“Confoederatio Ludens” erforscht Geschichte der Schweizer Spieleentwicklung
Mit dem interdisziplinären Forschungsprojekt "Confoederatio Ludens" an der Hochschule der Künste Bern wollen vier Fachrichtungen über die nächsten vier Jahre die Geschichte der Spieleentwicklung in der Schweiz aufarbeiten. Das vom Schweizer Nationalfonds geförderte Projekt nahm diesen Februar die Arbeit auf.

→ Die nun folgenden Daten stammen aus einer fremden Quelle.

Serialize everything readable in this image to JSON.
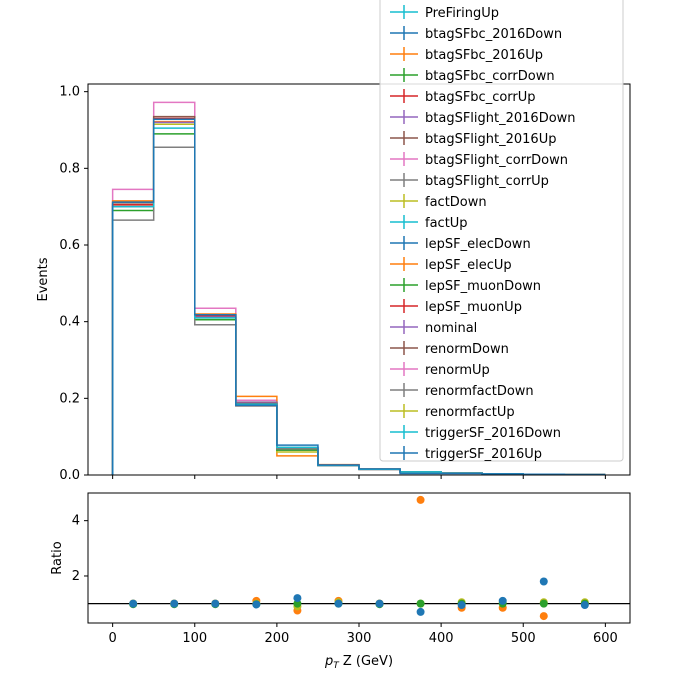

An der Berner Fachhochschule startete im Februar das Forschungsprojekt “Confoederatio Ludens: Swiss History of Games, Play and Game Design 1968-2000”, das die Geschichte der Schweiz als Videospielentwicklungs-Land aufarbeiten soll. Das unter der Förderung des Kollaborativ-Fonds Sinergia des Schweizerischen Nationalfonds stehende Projekt versammelt ein interdisziplinäres Team aus Forscher:innen von vier Hochschulen. Es steht unter der Leitung von Eugen Pfister der FSP Kommunikationsdesign Hochschule der Künste Bern Berner Fachhochschule, Tobias Hodel aus den Digital Humanities am Walter Benjamin Kolleg der Universität Bern, Mela Kocher vom Departement Design der Zürcher Hochschule der Künste und Yannick Rochat von der Section Sciences du Langage et de l'Informa Lettres an der Université de Lausanne. Als Mitarbeitende beteiligt sind diverse namhafte Game-Studies-Forschende des deutschsprachigen Raums, darunter Arno Görgen, Beat Suter und Aurelia Brandenburg. Die Arbeit begann zum 02.02.2023 mit einem Kickoff-Workshop in Bern. “Confoerederatio Ludens” läuft bis Januar 2027 und wird von der Schweiz über die Laufzeit mit umgerechnet ca. 3.194.000 Euro gefördert.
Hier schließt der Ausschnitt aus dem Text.